No ai piani di risanamento oltre i cinque anni: sono poco verosimili
Le durate troppo lunghe non consentono proiezioni affidabili e verosimili
Un piano di risanamento che supera un orizzonte quinquennale non è verosimile, a meno che non sia basato su previsioni analitiche od accordi contrattuali definiti.
Questo è quanto stabilito in una recente sentenza del 24 aprile scorso dal Tribunale di Roma, che ha ritenuto non omologabile un accordo di ristrutturazione del debito (articolo 57 del Codice della crisi) che prevedeva il soddisfacimento dei creditori tramite una riorganizzazione aziendale, i cui flussi di continuità sarebbero serviti per pagare i creditori aderenti all’accordo, quelli estranei e l’Erario a mezzo di una transazione fiscale.
Rispetto al pagamento del debito erariale, la proposta transattiva prevedeva il pagamento di una percentuale di poco superiore al 20% in dieci anni.

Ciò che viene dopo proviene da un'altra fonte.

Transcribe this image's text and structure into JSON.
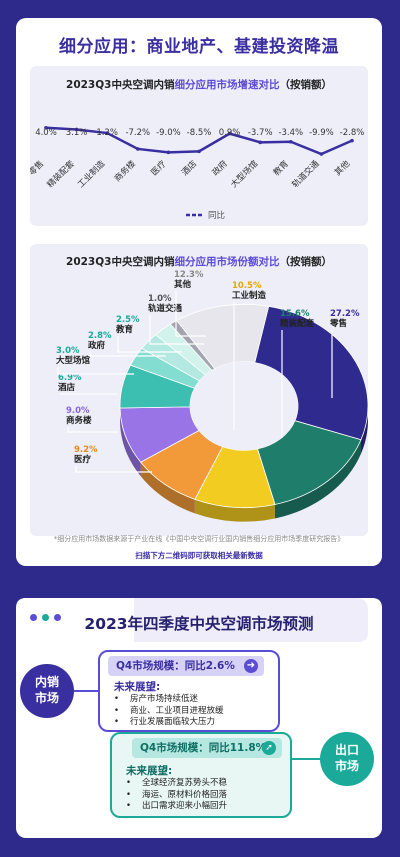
{
  "card1": {
    "title": "细分应用：商业地产、基建投资降温",
    "growth_title_pre": "2023Q3中央空调内销",
    "growth_title_hl": "细分应用市场增速对比",
    "growth_title_post": "（按销额）",
    "share_title_pre": "2023Q3中央空调内销",
    "share_title_hl": "细分应用市场份额对比",
    "share_title_post": "（按销额）",
    "footnote": "*细分应用市场数据来源于产业在线《中国中央空调行业国内销售细分应用市场季度研究报告》",
    "footnote_link": "扫描下方二维码即可获取相关最新数据"
  },
  "chart_data": [
    {
      "type": "line",
      "title": "2023Q3中央空调内销细分应用市场增速对比（按销额）",
      "categories": [
        "零售",
        "精装配套",
        "工业制造",
        "商务楼",
        "医疗",
        "酒店",
        "政府",
        "大型场馆",
        "教育",
        "轨道交通",
        "其他"
      ],
      "value_labels": [
        "4.0%",
        "3.1%",
        "1.2%",
        "-7.2%",
        "-9.0%",
        "-8.5%",
        "0.9%",
        "-3.7%",
        "-3.4%",
        "-9.9%",
        "-2.8%"
      ],
      "series": [
        {
          "name": "同比",
          "values": [
            4.0,
            3.1,
            1.2,
            -7.2,
            -9.0,
            -8.5,
            0.9,
            -3.7,
            -3.4,
            -9.9,
            -2.8
          ]
        }
      ],
      "ylim": [
        -12,
        6
      ],
      "legend": "bottom",
      "color": "#3a2fa0"
    },
    {
      "type": "pie",
      "title": "2023Q3中央空调内销细分应用市场份额对比（按销额）",
      "slices": [
        {
          "label": "零售",
          "value": 27.2,
          "text": "27.2%",
          "color": "#2f2a8e"
        },
        {
          "label": "精装配套",
          "value": 15.6,
          "text": "15.6%",
          "color": "#1f7e6b"
        },
        {
          "label": "工业制造",
          "value": 10.5,
          "text": "10.5%",
          "color": "#f3cc22"
        },
        {
          "label": "医疗",
          "value": 9.2,
          "text": "9.2%",
          "color": "#f29a3a"
        },
        {
          "label": "商务楼",
          "value": 9.0,
          "text": "9.0%",
          "color": "#9874e6"
        },
        {
          "label": "酒店",
          "value": 6.9,
          "text": "6.9%",
          "color": "#3cbfb0"
        },
        {
          "label": "大型场馆",
          "value": 3.0,
          "text": "3.0%",
          "color": "#84ddd1"
        },
        {
          "label": "政府",
          "value": 2.8,
          "text": "2.8%",
          "color": "#b4e9e1"
        },
        {
          "label": "教育",
          "value": 2.5,
          "text": "2.5%",
          "color": "#d2f2ec"
        },
        {
          "label": "轨道交通",
          "value": 1.0,
          "text": "1.0%",
          "color": "#a4a4b0"
        },
        {
          "label": "其他",
          "value": 12.3,
          "text": "12.3%",
          "color": "#e6e6ec"
        }
      ],
      "text_colors": {
        "零售": "#3a2fa0",
        "精装配套": "#1f7e6b",
        "工业制造": "#e6a800",
        "医疗": "#e88a1a",
        "商务楼": "#8a62e0",
        "酒店": "#1ba99a",
        "大型场馆": "#1ba99a",
        "政府": "#1ba99a",
        "教育": "#1ba99a",
        "轨道交通": "#555",
        "其他": "#888"
      }
    }
  ],
  "card2": {
    "title": "2023年四季度中央空调市场预测",
    "dot_colors": [
      "#5b4cd6",
      "#1ba99a",
      "#5b4cd6"
    ],
    "domestic": {
      "bubble": "内销\n市场",
      "head_label": "Q4市场规模：同比2.6%",
      "arrow": "➜",
      "sub": "未来展望:",
      "items": [
        "房产市场持续低迷",
        "商业、工业项目进程放缓",
        "行业发展面临较大压力"
      ]
    },
    "export": {
      "bubble": "出口\n市场",
      "head_label": "Q4市场规模：同比11.8%",
      "arrow": "➚",
      "sub": "未来展望:",
      "items": [
        "全球经济复苏势头不稳",
        "海运、原材料价格回落",
        "出口需求迎来小幅回升"
      ]
    }
  }
}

In merito a tale punto, non essendo intervenuta l’adesione dell’agenzia delle Entrate entro i 90 giorni prescritti dall’articolo 63 del Codice, la società ricorrente aveva richiesto che i magistrati romani si pronunciassero comunque per l’omologa, anche in assenza del favore dell’amministrazione finanziaria (comma 2-bis dell’articolo 63).
L’impresa ha dunque cercato di “forzare”, tramite l’intervento dei giudici, l’omologa dell’accordo anche in assenza del consenso del creditore pubblico, la cui inerzia, in passato, ha spesso ostacolato le ristrutturazioni.
Presupposto della transazione fiscale deve essere, però, la maggiore convenienza dell’accordo per l’Erario rispetto alla liquidazione giudiziale, nella cui alternativa – secondo la società e l’attestatore – non avrebbe ottenuto nulla.
Il Tribunale ha respinto tale prospettazione, considerando non verosimile una proposta basata su un piano decennale e supportando tale considerazione con il richiamo ai “Princìpi per la redazione dei piani di risanamento” messi a punto dal Consiglio nazionale dei dottori commercialisti.
Tale documento specifica come l’attendibilità di piani superiori ai cinque anni si scontri «…con problemi di prevedibilità analitica» che potrebbero venire superati solo per contratti di durata ultraquinquennale, connaturati a specifici settori (come ad esempio la gestione immobiliare od alberghiera) e debitamente attestati.
Il caso sotto esame riguarda invece un gruppo di società attive nella vendita dell’energia elettrica, un comparto fortemente esposto a fattori di imprevedibilità politica ed economica, che accrescono ulteriormente l’alea di mercato e rendono le previsioni superiori ai cinque anni poco affidabili e verificabili.
La stessa società, fra le motivazioni della crisi, indica la mutevolezza delle contingenze macroeconomiche che si sono riflesse sulla marginalità aziendale, confermando l’insostenibilità di una proiezione che vada oltre i tre-cinque anni: un limite nello sviluppo dei piani di risanamento considerato invalicabile sia dalla dottrina che dalla prassi dei tribunali.